XV. Hukukçu her şeyi bilen kişi değildir: Hukukçu her şeyi bilen kişi değil, neyi nerede bulabileceğini iyi bilen kişidir. Dört yıllık bir sürece yayılan hukuk eğitiminde özellikle fakültenin başlarında öğrenilen bazı bilgilerin ilerleyen yıllarda unutulması bir telaş yaratmamalıdır; çünkü unutmak da öğrenmek kadar olağan bir süreçtir. Bazı ayrıntılar unutulabilir. Ancak ilgili dersin temel mantığını çözebilmiş bir öğrenci ayrıntıları ne kadar unutursa unutsun bakış açısını kaybetmeyecektir.

XVI. Pratik çalışma kitaplarından faydalanmayı bilmek: Dışarıdan bakıldığında hukuk fakültelerinde kanunların ezberletildiği şeklinde yanlış bir kanı vardır. Bunun daha da ötesinde hukukun bir ezber faaliyetinden ibaret olduğu anlayışı hakimdir. Oysa ki bu görüşler gerçeği yansıtmaz. Hukuk gerçek anlamıyla bir analitik düşünme yeteneğidir. Ezbere değil muhakemeye, düşünmeye, yorum yapmaya dayanan bir disiplindir.

Alman düşünür ve şair Goethe’nin bir sözünü hatırlatmakta fayda vardır: “Yalnız bilmek yetmez, uygulamak da gerek; yalnız istemek yetmez, yapmak da gerek.”

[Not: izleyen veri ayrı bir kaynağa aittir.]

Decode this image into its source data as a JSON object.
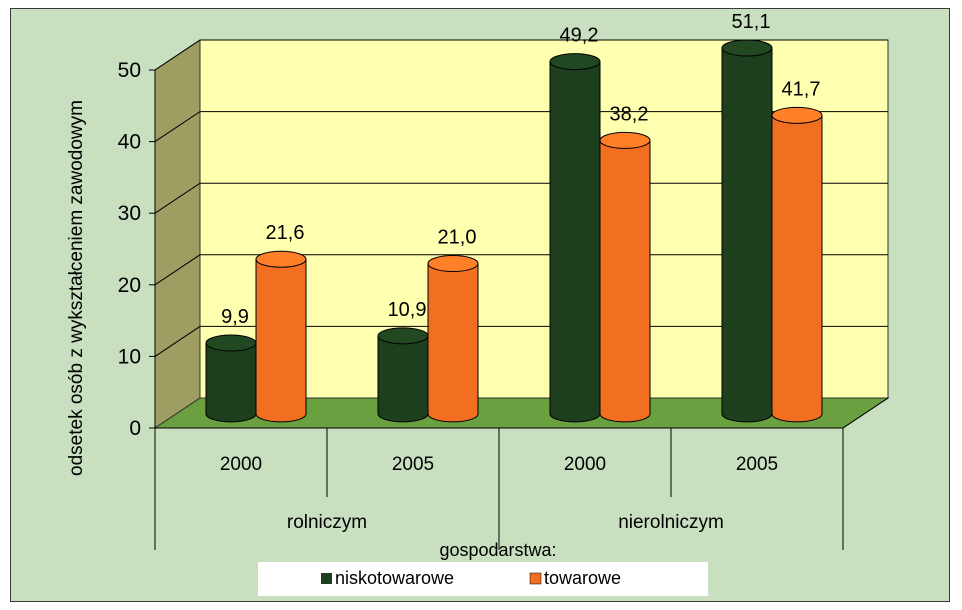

________________________________________

[1] Bu metin, Atılım Üniversitesi Hukuk Fakültesi Öğretim Görevlisi Tamer BOZKURT’un hazırlamış olduğu “Hukuk Eğitiminde Ders Çalışma Yöntemleri Üzerine Düşünce ve Öneriler” isimli makalesinin ÖZETİ niteliğindedir.

[2] Kanunla birlikte çalışma yönteminin uygulanışı ve bu konudaki örnekler için Tamer BOZKURT’un makalesine bakınız.

[3] Bu noktada hukukun kanun ile eşdeğer olmadığı, hukukun kanunu da aşan bir anlama sahip olduğu akıldan uzak tutulmamalıdır.

[4] Piyasada pek çok hukuk sözlüğü bulunmakla birlikte, Prof. Dr. Ejder YILMAZ’ın hukuk sözlüğü (Öğrenciler İçin Hukuk Sözlüğü, Yetkin Yayınları) tavsiye edilebilir.